Pulitzer Prize-Winning Poet Paul Muldoon on Handcart’s The Burial at Thebes

“I simply can’t imagine a better production of The Burial at Thebes. Handcart Ensemble is a spectacularly gifted group, absolutely equal to the subtleties of Heaney’s text. I’ll go anywhere to see anything they do.” —Paul Muldoon

The Third Wheel

Handcart Ensemble’s Theater Blog

Monday, September 29, 2003

No ‘Doll’s House,’ please

Brian Kulick, the new artistic director at Classic Stage Company, is on to something. Here’s what he said in Friday’s Times: “The canon has shrunk. We’re being fed a steady diet of Shakespeare, Ibsen, and Chekhov. How many ‘Twelfth Nights’ can we see? We need something different.”
It’s a genuine problem. The thirty-odd plays that lord over the classical stage are making it virtually synonymous with “safe and familiar.” Tartuffe gets yanked from the mothballs in dozens of predictable, powdered-wig productions a year while Volpone languishes in a deepening obscurity that makes it increasingly difficult to sell to subscribers. Classical NYC companies like the Pearl and Jean Cocteau Rep will typically couch a Nathan the Wise or Lorca play in an otherwise textbook season, but Kulick’s come up with the most aggressive and creative branch-out effort I’ve yet seen. He’s starting CSC’s season with four readings of underrepresented Elizabethan plays: Marlowe’s Jew of Malta, the anonymously penned Arden of Haversham, Jonson’s Volpone and ... Richard III. I like it. For once, it’s Shakespeare who gets “included.” Having movie stars do the readings is a wise and commendable use of that CSC resource. If the celebs draw crowds and Kulick does this every fall, he might generate serious interest in neglected classics like no one in this country has before.

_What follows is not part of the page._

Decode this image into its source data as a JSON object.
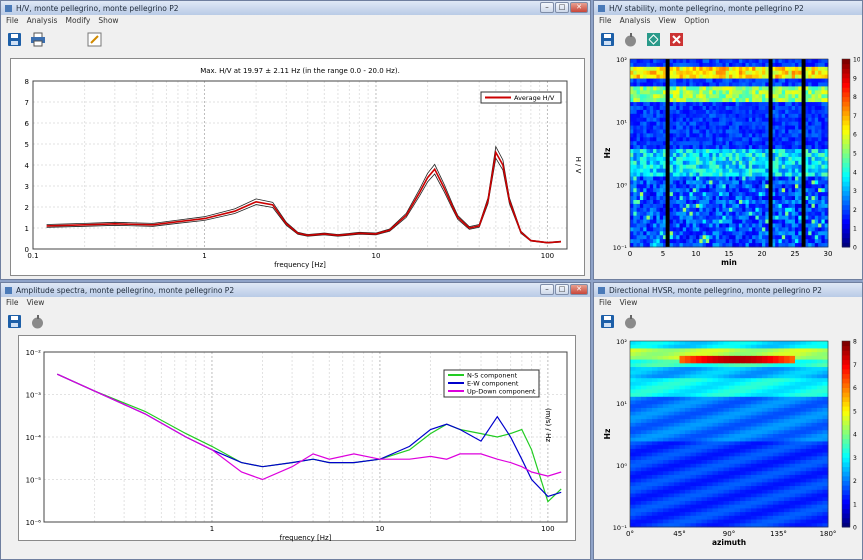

Posted by Scott Reynolds at September 29, 2003 01:42 AM

Comments

Volpone is a languishing classic! Shakespeare Theatre in Washington DC produced it about 8 years ago - to tremendous success - a brilliant production. Classical theatre companies should look to Shakespeare Theatre as a model of how the classics should be done - especially for a company with “Shakespeare” in its title. Last seasons production of Silent Woman was incredible. They rarely do just another “Twelth Night” - even when they are doing Shakespeare. Their version of Richard III was haunting. Look to them to do things like their reading series of long lost plays - or their new venture with a national council for the Shakespeare Theatre. Young companies should look what they are doing - especially their reading series - and look for new thing to produce.